By Beth A. Broadway, President/CEO, InterFaith Works
There is an old folk tune that goes, “We may have come over in different boats, baby, but we’re all in the same boat now.” Some of us came over first-class passage, some deloused at Ellis Island, some came involuntarily chained in a ship’s hold, and some were already here. A true recipe for disaster when starting a nation! The hurt and division between us sometimes seems too great to heal. Especially now, with separation across color lines, including red and blue, we have exhausted ourselves with our righteous anger and debilitating hate.
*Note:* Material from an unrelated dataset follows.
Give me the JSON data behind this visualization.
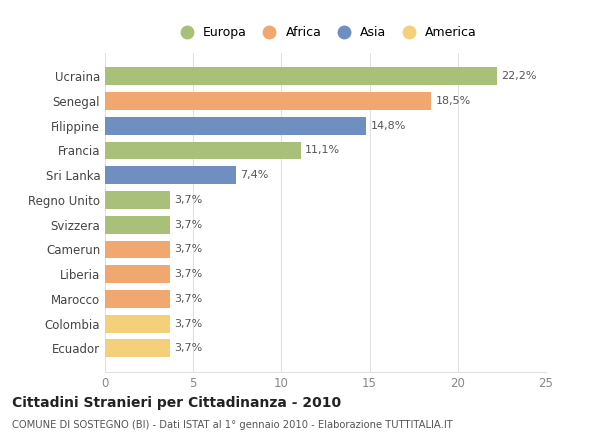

However, there are concerns and issues that bring us together. We all agree that children should not go hungry, and that people who are fleeing violence should be given safe haven. The Blue and Yellow of the Ukrainian flag across our lawns, and our community’s support for recent refugees bind us to our common humanity. No matter what pin we wear on our lapel, we believe in our nation’s principles of justice and freedom. As we come to the end of another challenging year, we stick our noses just above the pandemic wall, collectively hoping for a new life of health and harmony across our nation and world. We are interconnected, and maybe, just maybe, we can learn to care across our differences.
At InterFaith Works, we have been charged with the mission of affirming the dignity of every person, every religion, and working for racial equity by building bridges. We have been graced with the love and support of Central New York since our founding in 1976. Annually, thousands of people pass through our doors as part of our dialogues to end racism and our programs to serve refugees and elders. We recently added support for 30 food pantries in area churches and mosques. Additionally, we support dialogues between police and neighborhood residents. Seeds of Peace is our program for high school students working to create understanding and peace in their schools.
We launched the Community Campaign for Love to champion acts of love that bring us together as one and combat the crush of hate. Love takes many forms, and here are a few examples of what love looks like to us:
- Our Neighborhood Advisor goes door-to-door across the county, introducing herself to elders who may be homebound. She recently came across an elderly person who did not have a bed. She was able to secure a bed, and volunteers brought sheets and a quilt. This elder is now receiving our services and support.
- A young brother and sister arriving from Afghanistan started their life over after fleeing their country. They were joined by 200 Afghans and 700 refugees from other countries. In the last two years they all received assistance securing housing, jobs, medical needs, food, and support integrating into American schools. Soon these courageous people will be working, buying homes, and becoming citizens with the help of our community.
- A mother and child are receiving much needed food from one of the 30 new food pantries that IFW helped establish during the pandemic. Groceries for 20,800 meals were distributed this year, and a food drive with diverse community representation made this possible.
- High School and college students from across the city and county are gathering in dialogue circles to face the on-going effects of racism and unequal treatment of marginalized people. New programs in the elementary schools are growing.
Together, we can ALL help to bring about the Beloved Community and we invite you to join these efforts to continue to grow and deepen the love in our hearts, minds, and community.
Editor’s note: Beth A. Broadway is the president/CEO of InterFaith Works in Syracuse.